Я просидела наверху около часа, перелистывая книги и слушая шум автобусов, проезжавших по Западной авеню. А потом спустилась, чтобы выпить чаю. У Таба была еще одна весьма изысканная черта – он очень любил пить чай в любое время дня. Когда я спустилась, у столика с книгами стоял молодой человек с очень длинными волосами. Он показывал Табу какие-то книги. Юноша был ужасно бледный. На нем были джинсы фирмы «Левис» и старая варено-джинсовая рубашка. Меня поразило сердитое напряжение в его лице. Когда я вижу мужчину, я могу сразу же сказать, попытается он со мной заговорить или нет. Этот молодой человек заговаривать со мной не собирался. Он на меня даже не взглянул. Во всей представшей моему взору сцене было что-то монашеское: большой Таб выглядел как старый монах, а этот юноша – как преисполненный к нему почтением послушник. На лице Таба кривилась гримаса, словно его что-то мучило. Перед ним лежали три книжки, которые он разглядывал с таким видом, будто перед ним – настоящие драгоценные камни.
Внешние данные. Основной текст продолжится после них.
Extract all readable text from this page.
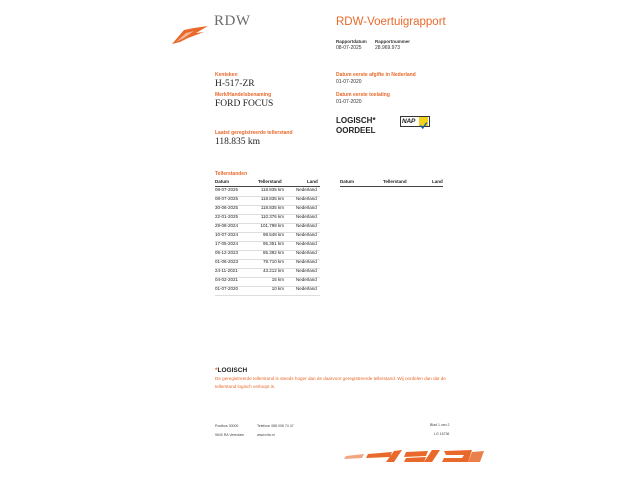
RDW	RDW-Voertuigrapport
Rapportdatum Rapportnummer
08-07-2025	28.969.973
Kenteken
H-517-ZR
Merk/Handelsbenaming
FORD FOCUS
Laatst geregistreerde tellerstand
118.835 km
Datum eerste afgifte in Nederland
01-07-2020
Datum eerste toelating
01-07-2020
LOGISCH*
OORDEEL
NAP
Tellerstanden
Datum	Tellerstand	Land	Datum	Tellerstand	Land
08-07-2025	118.835 km	Nederland
08-07-2025	118.835 km	Nederland
30-06-2025	118.835 km	Nederland
22-01-2025	110.376 km	Nederland
29-08-2024	101.798 km	Nederland
10-07-2024	98.548 km	Nederland
17-05-2024	95.351 km	Nederland
05-12-2023	85.392 km	Nederland
01-06-2023	78.710 km	Nederland
24-11-2021	43.212 km	Nederland
04-02-2021	15 km	Nederland
01-07-2020	10 km	Nederland
*LOGISCH
De geregistreerde tellerstand is steeds hoger dan de daarvoor geregistreerde tellerstand. Wij oordelen dan dat de tellerstand logisch verloopt is.
Postbus 30000
9640 RA Veendam
Telefoon 088 008 74 47
www.rdw.nl
Blad 1 van 2
LG 16736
– Думаю, долларов триста, – сказал Таб. Молодой человек тотчас же кивнул. Таб поднялся, живот у него затрясся. Вернувшись, он принес пачку денег. Юноша взял деньги и очень аккуратно их сложил. Потом он кивнул Табу и вышел. Таб передал мне чашку с чаем. Он, видимо, несколько смутился, что я невольно увидела, как он делает бизнес.
– Это был Доуг, – сказал он, как бы объясняя мне то, что я увидела. – Он букскаут.
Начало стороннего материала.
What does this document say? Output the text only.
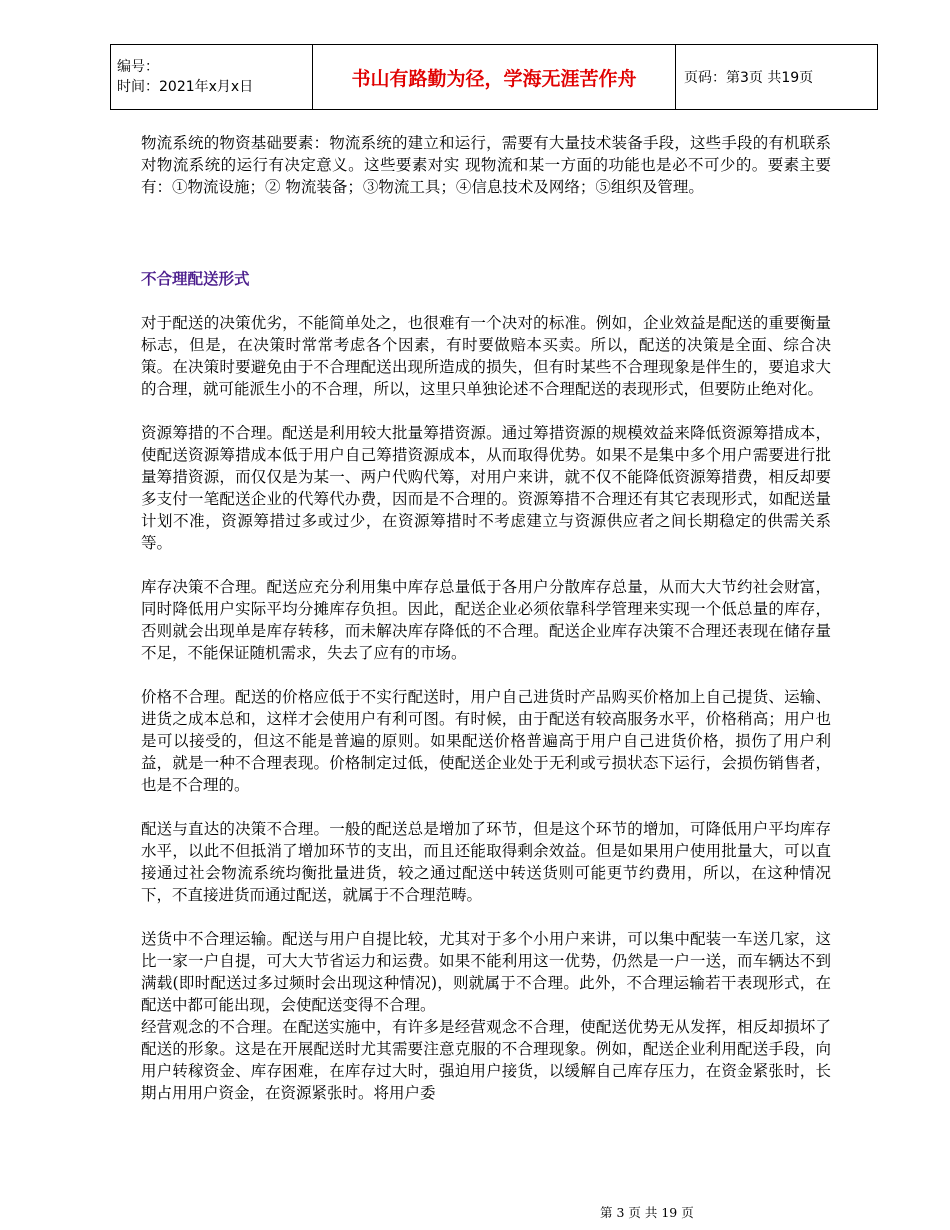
编号：
时间：2021年x月x日	书山有路勤为径，学海无涯苦作舟	页码：第3页 共19页

物流系统的物资基础要素：物流系统的建立和运行，需要有大量技术装备手段，这些手段的有机联系对物流系统的运行有决定意义。这些要素对实 现物流和某一方面的功能也是必不可少的。要素主要有：①物流设施；② 物流装备；③物流工具；④信息技术及网络；⑤组织及管理。

不合理配送形式

对于配送的决策优劣，不能简单处之，也很难有一个决对的标准。例如，企业效益是配送的重要衡量标志，但是，在决策时常常考虑各个因素，有时要做赔本买卖。所以，配送的决策是全面、综合决策。在决策时要避免由于不合理配送出现所造成的损失，但有时某些不合理现象是伴生的，要追求大的合理，就可能派生小的不合理，所以，这里只单独论述不合理配送的表现形式，但要防止绝对化。

资源筹措的不合理。配送是利用较大批量筹措资源。通过筹措资源的规模效益来降低资源筹措成本，使配送资源筹措成本低于用户自己筹措资源成本，从而取得优势。如果不是集中多个用户需要进行批量筹措资源，而仅仅是为某一、两户代购代筹，对用户来讲，就不仅不能降低资源筹措费，相反却要多支付一笔配送企业的代筹代办费，因而是不合理的。资源筹措不合理还有其它表现形式，如配送量计划不准，资源筹措过多或过少，在资源筹措时不考虑建立与资源供应者之间长期稳定的供需关系等。

库存决策不合理。配送应充分利用集中库存总量低于各用户分散库存总量，从而大大节约社会财富，同时降低用户实际平均分摊库存负担。因此，配送企业必须依靠科学管理来实现一个低总量的库存，否则就会出现单是库存转移，而未解决库存降低的不合理。配送企业库存决策不合理还表现在储存量不足，不能保证随机需求，失去了应有的市场。

价格不合理。配送的价格应低于不实行配送时，用户自己进货时产品购买价格加上自己提货、运输、进货之成本总和，这样才会使用户有利可图。有时候，由于配送有较高服务水平，价格稍高；用户也是可以接受的，但这不能是普遍的原则。如果配送价格普遍高于用户自己进货价格，损伤了用户利益，就是一种不合理表现。价格制定过低，使配送企业处于无利或亏损状态下运行，会损伤销售者，也是不合理的。

配送与直达的决策不合理。一般的配送总是增加了环节，但是这个环节的增加，可降低用户平均库存水平，以此不但抵消了增加环节的支出，而且还能取得剩余效益。但是如果用户使用批量大，可以直接通过社会物流系统均衡批量进货，较之通过配送中转送货则可能更节约费用，所以，在这种情况下，不直接进货而通过配送，就属于不合理范畴。

送货中不合理运输。配送与用户自提比较，尤其对于多个小用户来讲，可以集中配装一车送几家，这比一家一户自提，可大大节省运力和运费。如果不能利用这一优势，仍然是一户一送，而车辆达不到满载(即时配送过多过频时会出现这种情况)，则就属于不合理。此外，不合理运输若干表现形式，在配送中都可能出现，会使配送变得不合理。

经营观念的不合理。在配送实施中，有许多是经营观念不合理，使配送优势无从发挥，相反却损坏了配送的形象。这是在开展配送时尤其需要注意克服的不合理现象。例如，配送企业利用配送手段，向用户转稼资金、库存困难，在库存过大时，强迫用户接货，以缓解自己库存压力，在资金紧张时，长期占用用户资金，在资源紧张时。将用户委

第 3 页 共 19 页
– Про бойскаутов я слыхала, а про букскаутов – никогда, – сказала я. – Чем он занимается – ставит палатки в книжных магазинах?
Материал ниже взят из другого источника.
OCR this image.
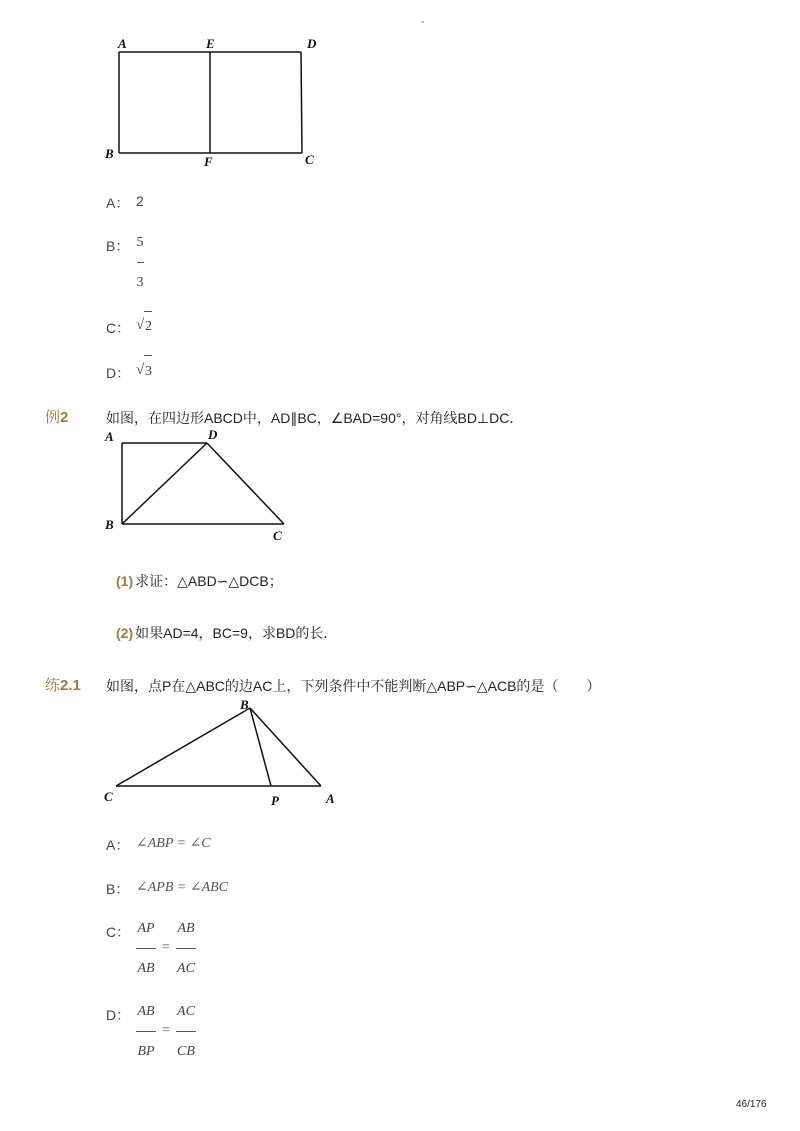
-
A	E	D
B
F	C
A： 2
B： 5
3
C： √ 2
D： √ 3
例2	如图，在四边形ABCD中，AD∥BC，∠BAD=90°，对角线BD⊥DC．
A	D
B
C
(1) 求证：△ABD∽△DCB；
(2) 如果AD=4，BC=9，求BD的长．
练2.1 如图，点P在△ABC的边AC上，下列条件中不能判断△ABP∽△ACB的是（　　）
B
C	P	A
A： ∠ABP = ∠C
B： ∠APB = ∠ABC
C： AP
AB
=
AB
AC
D： AB
BP
=
AC
CB
46/176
– О, он путешествует, – сказал Таб. – Он делает обходы – разные там распродажи недвижимости, лавки со всякой макулатурой, такие места, куда у меня нет времени зайти.
– Можно мне взглянуть? – спросила я, поставив чашку с чаем рядом с принесенными юношей книгами. Таб кивнул. Первая книга, которую я взяла, была в коричневом кожаном переплете.
– Это Маккензи, – сказал Таб так, словно я сразу же должна была понять, о ком идет речь.
Я никогда ни про какого Маккензи ничего не слыхала. На заглавной странице было написано: «Путешествие из Монреаля по реке Святого Лаврентия через континент Северной Америки». В книге была большая карта, но я раскрывать ее не стала. Название реки змейкой вползло в память. Потом моя память продралась через длинные барьеры лет и опыта, как ленточка реки на карте. И добралась до самого источника – до воспоминания об одном из моих возлюбленных, самом добром из всех. Это был мальчик, которого звали Дэнни Дек. Он, бывало, сидел со мною на матрасе в той самой комнате, которую мы с ним какое-то недолгое время снимали в Сан-Франциско. Там мы читали книжки про великие реки. Это воспоминание было таким нежным, особенно после всей грубости, свалившейся на меня в последние несколько недель. И через мгновение я почувствовала, что плачу, даже толком и не осознавая истинной причины своих слез. Я поняла, что плачу только тогда, когда увидела, как забеспокоился Таб Макдувел; правильнее сказать, он просто до смерти испугался.
Я действительно плакала. Слезы капали прямо на книжку. Наверняка в обычной ситуации это привело бы Таба в ужас. Но сейчас он слишком разволновался и ничего не замечал.
– Мы что-нибудь сделали не так? – спросил он, будто задавая этот вопрос себе самому, пытаясь понять, какая социальная ошибка могла вызвать такое несчастье.
– Нет, нет, ничего плохого не случилось, – сказала я, и это была чистая правда. Сейчас я чувствовала себя много лучше.
– Вытрите свою книжку, – сказала я.
Таб обрадовался, что может чем-нибудь себя занять. Хотя, наверное, из-за меня эта книжка стала ему почти противна, как будто она каким-то образом была повинна в моих слезах.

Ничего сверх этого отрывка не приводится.